There are all kinds of ways people end up destroying their lives in an attempt to cope with fear, loneliness, stress, grief, boredom or anxiety, etc. A few: Drug/alcohol addiction, gambling, shopping/ spending addiction, hoarding, sex addiction, fundamentalism/ extremist politics, workaholics, deadbeats. Nobody starts out trying to be an addict or a nut. It happens when you continually choose to avoid dealing with the pain or anxiety you’re feeling. Choices become habits. Habits can form addictions. That’s why it’s SO important to find healthy ways to deal with difficult feelings or situations. What makes you feel better when you’re upset? A shower, a run, music, a game, friends, quiet time, being outdoors ... There are lots of ways to take good care of your spirit. Keep choosing them. Ask for help when you’re not able to make good choices on your own.


14, 17, 19, 21



Look for examples of people who have dealt with loss without giving in to bitterness. What do they have in common?


17



I hope you find a partner with who are your most authentic self, and who you love for who they genuinely are.


15, 21



In 2024 there’s a medical test to screen for cancer that involves collecting one’s poo and sending it off to the lab. They just called me to tell me they canceled my test due to a clerical error on the order. I was so mad. The thought of doing that poo test again was freaking me out. Why didn’t the flunky who handles the specimens call before they pitched it? Then it dawned on me: it’s someone’s *job* to process poo specimens. Probably hundreds a day. It’s okay they didn’t stop to call and straighten out my test.perspective!!


17, 21



Google the “tea metaphor” for a discussion about consent.


17



Ditch the serving bowls, plates, tablecloth and utensils. Cover middle of table in tinfoil for the food. Give each kid a tinfoil placemat in lieu of a plate. Let them eat with their fingers. (Works great with spaghetti, chicken, ribs, shrimp, etc. Try it with ice-cream and cake for a birthday party!


3-6



“Take the risks. Make the big moves, even if they’re small moves. Forge ahead with your lives in any and every direction that moves you.
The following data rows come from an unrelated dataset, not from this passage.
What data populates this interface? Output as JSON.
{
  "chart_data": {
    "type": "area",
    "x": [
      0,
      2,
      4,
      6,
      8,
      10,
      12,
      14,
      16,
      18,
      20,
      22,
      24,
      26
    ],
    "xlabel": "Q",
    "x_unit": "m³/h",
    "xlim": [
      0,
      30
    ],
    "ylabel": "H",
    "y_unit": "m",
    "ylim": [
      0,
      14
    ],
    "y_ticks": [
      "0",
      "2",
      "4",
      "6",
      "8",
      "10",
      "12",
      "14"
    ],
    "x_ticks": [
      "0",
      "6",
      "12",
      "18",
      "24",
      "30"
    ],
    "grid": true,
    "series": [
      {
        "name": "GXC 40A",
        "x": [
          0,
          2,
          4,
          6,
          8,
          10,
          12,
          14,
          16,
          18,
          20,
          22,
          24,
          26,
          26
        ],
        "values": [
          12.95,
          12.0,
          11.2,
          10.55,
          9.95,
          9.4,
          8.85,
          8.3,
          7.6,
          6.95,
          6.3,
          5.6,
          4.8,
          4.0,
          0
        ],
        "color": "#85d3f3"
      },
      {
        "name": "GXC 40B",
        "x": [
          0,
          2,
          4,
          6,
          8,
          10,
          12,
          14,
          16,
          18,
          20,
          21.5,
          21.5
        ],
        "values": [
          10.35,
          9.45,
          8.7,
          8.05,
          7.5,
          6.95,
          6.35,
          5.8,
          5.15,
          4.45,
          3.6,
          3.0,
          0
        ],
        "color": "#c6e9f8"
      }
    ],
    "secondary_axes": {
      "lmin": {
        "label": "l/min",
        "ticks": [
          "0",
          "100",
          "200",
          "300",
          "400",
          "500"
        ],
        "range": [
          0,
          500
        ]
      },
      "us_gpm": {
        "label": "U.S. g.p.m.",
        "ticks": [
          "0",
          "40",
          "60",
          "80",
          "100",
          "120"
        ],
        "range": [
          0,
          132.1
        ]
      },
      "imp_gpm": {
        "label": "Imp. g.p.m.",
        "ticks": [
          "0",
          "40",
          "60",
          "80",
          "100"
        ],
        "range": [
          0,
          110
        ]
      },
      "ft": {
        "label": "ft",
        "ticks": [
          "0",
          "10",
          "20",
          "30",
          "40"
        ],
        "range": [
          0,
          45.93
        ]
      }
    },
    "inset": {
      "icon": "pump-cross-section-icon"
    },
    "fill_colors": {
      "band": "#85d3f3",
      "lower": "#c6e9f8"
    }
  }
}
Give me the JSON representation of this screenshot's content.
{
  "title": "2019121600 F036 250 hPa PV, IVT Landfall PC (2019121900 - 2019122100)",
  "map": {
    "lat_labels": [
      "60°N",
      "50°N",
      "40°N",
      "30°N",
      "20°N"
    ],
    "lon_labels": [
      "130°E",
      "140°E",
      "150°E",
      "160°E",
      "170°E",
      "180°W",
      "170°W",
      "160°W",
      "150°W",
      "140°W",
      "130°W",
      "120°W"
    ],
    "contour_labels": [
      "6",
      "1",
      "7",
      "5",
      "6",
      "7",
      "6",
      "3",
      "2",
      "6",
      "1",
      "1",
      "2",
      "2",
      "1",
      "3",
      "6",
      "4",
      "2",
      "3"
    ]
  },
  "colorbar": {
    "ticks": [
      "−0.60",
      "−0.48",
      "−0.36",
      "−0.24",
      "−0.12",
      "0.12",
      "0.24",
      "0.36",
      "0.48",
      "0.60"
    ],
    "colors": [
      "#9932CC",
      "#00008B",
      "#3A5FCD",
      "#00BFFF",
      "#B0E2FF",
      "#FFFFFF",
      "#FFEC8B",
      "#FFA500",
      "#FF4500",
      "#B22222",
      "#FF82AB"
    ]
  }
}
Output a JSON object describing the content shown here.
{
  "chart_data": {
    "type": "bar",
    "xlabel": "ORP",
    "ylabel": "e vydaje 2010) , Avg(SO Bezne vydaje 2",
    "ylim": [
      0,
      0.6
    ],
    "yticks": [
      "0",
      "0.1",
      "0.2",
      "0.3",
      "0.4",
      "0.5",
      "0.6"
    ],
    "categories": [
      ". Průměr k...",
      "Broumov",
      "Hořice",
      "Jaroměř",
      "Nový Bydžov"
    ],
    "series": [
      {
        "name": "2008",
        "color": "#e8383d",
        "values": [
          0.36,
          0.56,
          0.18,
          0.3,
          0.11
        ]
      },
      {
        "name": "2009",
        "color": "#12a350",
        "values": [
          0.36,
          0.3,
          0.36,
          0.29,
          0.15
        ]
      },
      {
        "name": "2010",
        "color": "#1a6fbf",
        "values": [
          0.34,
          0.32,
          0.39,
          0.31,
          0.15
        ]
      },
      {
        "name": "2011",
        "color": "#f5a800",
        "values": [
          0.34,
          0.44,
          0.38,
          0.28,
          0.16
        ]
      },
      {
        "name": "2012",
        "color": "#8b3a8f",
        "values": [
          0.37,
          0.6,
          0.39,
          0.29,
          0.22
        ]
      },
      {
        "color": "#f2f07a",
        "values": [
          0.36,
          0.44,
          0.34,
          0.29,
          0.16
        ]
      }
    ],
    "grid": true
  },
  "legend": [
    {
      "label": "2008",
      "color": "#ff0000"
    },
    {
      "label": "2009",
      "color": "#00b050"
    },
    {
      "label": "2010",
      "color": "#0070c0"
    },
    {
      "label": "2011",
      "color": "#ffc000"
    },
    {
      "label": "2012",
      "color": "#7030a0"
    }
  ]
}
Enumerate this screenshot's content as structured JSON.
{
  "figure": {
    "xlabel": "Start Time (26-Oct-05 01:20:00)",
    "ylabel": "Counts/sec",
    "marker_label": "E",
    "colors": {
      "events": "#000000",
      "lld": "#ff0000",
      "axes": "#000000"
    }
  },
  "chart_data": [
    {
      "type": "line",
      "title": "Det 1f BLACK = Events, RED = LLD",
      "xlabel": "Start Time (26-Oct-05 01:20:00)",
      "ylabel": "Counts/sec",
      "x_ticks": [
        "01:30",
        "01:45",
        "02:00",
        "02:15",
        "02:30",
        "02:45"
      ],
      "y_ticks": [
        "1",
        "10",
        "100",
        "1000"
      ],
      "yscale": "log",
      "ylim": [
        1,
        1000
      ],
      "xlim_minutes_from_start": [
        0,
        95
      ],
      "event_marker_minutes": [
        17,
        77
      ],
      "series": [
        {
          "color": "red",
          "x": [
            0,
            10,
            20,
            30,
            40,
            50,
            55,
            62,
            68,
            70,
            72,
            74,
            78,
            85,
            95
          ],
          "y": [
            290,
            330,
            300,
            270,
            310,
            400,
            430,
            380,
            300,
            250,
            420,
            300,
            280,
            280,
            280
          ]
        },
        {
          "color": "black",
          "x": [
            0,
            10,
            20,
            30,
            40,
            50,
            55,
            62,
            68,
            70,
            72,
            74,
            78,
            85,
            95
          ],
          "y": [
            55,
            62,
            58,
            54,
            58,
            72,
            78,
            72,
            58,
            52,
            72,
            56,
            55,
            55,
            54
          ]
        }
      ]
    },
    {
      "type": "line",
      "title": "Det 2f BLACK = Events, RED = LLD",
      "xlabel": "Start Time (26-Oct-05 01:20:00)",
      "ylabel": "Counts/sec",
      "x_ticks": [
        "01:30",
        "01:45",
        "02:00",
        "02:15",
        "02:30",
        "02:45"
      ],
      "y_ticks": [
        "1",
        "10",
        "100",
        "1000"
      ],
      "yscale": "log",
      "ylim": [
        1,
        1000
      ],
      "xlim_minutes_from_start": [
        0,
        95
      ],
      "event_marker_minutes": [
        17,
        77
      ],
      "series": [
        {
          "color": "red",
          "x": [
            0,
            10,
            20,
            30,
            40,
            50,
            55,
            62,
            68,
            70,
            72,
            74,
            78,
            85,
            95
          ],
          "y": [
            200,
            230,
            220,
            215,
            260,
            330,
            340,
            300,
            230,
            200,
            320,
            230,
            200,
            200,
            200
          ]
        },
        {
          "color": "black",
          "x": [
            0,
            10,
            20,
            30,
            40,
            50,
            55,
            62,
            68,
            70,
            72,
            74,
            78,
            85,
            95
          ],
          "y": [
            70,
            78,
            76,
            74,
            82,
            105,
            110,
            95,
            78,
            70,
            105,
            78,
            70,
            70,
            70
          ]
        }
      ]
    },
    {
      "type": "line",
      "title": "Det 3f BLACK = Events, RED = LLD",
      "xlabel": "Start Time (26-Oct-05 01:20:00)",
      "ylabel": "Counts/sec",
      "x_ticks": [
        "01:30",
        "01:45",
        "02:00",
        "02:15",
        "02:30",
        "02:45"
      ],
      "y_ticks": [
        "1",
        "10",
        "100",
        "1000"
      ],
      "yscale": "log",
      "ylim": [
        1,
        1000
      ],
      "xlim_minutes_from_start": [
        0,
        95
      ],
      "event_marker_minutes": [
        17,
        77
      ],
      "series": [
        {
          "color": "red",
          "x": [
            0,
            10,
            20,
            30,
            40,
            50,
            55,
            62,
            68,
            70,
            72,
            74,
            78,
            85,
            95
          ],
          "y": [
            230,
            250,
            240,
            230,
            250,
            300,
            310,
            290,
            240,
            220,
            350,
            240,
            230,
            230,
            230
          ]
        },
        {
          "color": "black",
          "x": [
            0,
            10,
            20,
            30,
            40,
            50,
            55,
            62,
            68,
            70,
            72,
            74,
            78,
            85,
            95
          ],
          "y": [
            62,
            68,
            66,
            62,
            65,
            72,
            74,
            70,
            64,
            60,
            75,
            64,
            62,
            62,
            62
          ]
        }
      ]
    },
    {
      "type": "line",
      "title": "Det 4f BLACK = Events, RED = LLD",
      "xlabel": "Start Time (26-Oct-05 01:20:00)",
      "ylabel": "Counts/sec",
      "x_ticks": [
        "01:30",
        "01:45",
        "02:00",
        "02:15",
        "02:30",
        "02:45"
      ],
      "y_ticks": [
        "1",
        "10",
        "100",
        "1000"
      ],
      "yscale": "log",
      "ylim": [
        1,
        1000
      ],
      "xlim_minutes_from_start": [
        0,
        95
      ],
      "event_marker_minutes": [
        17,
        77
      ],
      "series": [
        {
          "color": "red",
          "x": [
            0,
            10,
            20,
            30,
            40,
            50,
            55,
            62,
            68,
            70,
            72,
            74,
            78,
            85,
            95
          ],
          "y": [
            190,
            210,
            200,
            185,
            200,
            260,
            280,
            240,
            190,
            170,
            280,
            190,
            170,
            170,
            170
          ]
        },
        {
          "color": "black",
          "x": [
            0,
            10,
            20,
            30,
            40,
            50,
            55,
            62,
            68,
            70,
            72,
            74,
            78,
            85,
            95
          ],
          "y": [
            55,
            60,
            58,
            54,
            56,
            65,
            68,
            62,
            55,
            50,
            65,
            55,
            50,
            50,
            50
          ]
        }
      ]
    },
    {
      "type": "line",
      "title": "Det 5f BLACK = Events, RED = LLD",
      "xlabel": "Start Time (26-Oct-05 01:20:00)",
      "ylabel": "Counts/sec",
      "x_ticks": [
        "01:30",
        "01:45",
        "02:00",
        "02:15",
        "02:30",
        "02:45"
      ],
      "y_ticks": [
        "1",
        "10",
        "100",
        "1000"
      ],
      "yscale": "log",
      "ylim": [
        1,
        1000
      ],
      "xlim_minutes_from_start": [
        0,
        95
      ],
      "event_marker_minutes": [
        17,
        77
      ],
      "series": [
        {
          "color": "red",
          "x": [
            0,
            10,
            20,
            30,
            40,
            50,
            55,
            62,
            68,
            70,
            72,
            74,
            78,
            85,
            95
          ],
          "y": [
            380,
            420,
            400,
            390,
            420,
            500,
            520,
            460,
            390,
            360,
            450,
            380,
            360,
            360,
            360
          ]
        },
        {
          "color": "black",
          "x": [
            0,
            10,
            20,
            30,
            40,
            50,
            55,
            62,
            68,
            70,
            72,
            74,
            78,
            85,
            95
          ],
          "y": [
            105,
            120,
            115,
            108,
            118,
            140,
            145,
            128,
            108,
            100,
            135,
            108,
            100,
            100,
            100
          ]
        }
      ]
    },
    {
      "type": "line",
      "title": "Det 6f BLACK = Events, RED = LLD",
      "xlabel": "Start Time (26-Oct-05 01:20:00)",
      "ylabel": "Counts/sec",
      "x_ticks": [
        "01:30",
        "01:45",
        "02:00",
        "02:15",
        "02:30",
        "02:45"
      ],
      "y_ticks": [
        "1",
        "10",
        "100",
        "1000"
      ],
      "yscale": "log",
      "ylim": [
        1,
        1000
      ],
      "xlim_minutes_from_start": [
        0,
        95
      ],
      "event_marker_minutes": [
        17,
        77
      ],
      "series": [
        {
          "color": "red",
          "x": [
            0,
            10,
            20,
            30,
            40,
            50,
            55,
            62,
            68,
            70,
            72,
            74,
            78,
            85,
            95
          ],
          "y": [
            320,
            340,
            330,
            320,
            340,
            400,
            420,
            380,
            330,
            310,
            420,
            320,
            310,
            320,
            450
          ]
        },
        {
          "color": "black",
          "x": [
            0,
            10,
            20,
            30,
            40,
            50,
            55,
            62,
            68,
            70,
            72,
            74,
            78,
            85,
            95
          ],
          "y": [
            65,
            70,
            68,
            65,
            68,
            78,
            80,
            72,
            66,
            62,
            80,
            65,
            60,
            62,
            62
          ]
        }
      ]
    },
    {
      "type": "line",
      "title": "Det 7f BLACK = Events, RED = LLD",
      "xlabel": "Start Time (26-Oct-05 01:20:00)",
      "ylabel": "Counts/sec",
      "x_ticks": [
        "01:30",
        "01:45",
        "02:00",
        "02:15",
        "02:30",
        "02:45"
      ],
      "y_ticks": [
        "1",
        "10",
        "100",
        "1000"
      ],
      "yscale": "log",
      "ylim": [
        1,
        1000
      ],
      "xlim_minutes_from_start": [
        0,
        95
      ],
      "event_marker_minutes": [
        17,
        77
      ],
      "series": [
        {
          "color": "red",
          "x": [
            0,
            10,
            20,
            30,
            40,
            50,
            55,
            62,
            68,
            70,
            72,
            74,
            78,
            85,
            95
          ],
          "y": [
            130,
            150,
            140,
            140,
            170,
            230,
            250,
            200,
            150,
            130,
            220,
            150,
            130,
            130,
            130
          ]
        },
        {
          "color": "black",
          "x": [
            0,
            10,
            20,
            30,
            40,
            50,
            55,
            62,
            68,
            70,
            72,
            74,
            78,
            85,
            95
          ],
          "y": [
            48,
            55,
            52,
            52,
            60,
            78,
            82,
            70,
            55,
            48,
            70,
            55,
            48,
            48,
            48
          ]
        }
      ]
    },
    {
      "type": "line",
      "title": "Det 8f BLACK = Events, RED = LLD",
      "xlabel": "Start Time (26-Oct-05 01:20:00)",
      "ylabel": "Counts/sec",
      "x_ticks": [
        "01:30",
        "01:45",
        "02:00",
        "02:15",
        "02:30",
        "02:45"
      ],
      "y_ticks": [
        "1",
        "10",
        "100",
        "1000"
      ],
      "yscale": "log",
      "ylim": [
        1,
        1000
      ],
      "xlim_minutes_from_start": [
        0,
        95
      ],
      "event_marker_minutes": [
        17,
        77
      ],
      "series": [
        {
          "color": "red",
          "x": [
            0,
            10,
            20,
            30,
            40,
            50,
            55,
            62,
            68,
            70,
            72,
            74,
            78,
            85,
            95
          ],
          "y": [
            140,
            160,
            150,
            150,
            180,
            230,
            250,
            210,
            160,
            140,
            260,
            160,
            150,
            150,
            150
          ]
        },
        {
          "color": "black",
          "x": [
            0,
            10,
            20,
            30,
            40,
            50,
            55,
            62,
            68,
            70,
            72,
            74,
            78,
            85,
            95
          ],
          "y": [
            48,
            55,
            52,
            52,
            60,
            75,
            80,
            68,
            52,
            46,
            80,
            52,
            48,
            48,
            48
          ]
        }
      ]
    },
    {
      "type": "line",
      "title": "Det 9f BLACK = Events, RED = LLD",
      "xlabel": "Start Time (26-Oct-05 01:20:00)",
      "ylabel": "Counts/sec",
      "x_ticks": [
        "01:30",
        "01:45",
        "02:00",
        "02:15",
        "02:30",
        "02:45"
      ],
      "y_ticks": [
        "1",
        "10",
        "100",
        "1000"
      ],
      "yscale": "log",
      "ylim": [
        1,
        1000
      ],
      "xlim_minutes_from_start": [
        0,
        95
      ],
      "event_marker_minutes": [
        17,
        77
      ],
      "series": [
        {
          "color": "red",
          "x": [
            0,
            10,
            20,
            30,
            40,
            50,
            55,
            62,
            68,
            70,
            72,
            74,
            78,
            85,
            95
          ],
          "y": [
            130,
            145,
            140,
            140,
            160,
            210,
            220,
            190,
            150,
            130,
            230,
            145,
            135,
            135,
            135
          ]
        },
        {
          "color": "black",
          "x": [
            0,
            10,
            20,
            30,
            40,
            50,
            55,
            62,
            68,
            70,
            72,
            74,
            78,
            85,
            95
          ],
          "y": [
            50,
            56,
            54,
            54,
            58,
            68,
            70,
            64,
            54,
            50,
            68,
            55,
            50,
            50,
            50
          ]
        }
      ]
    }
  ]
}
I’m asking you to be fearless.” - Rebecca Pearson (character from NBC tv drama ‘This Is Us’)


21



Spread kindness like confetti.


12, 21



Whatever you choose to do, do it well and there will always be a demand for you. (Quoting Adam Schiff from his book “Midnight in Washington.”


16



Learn to recognize invitations from the Lord - invitations to look at beauty. Invitations for compassion, for learning and for love.


9-15



Be ready to learn from around you. Curiosity = adventure. And when you’re curious, there’s no room for judgment.


17



You don’t have to be friends with people you don’t like. But you can’t decide you don’t like someone unless you get to know them. (Rather than a look or a reputation or a difference, etc.)


10



Try not to confuse excess with quality. It’s okay not to have the biggest house on the block. It’s okay not to drive the fanciest car.


21



You remember experiences, connections. Not stuff. Don’t get too caught up in stuff.


12, 15, 17, 21



Sometimes I think the best way to take care of them is to teach them to take care of others: Littler kids, sick or disabled, those who’ve been left out.


5-7, 1Infant-12



Replace “but” with “and.” “I love you but...” Becomes “I love you and that’s why...” etc.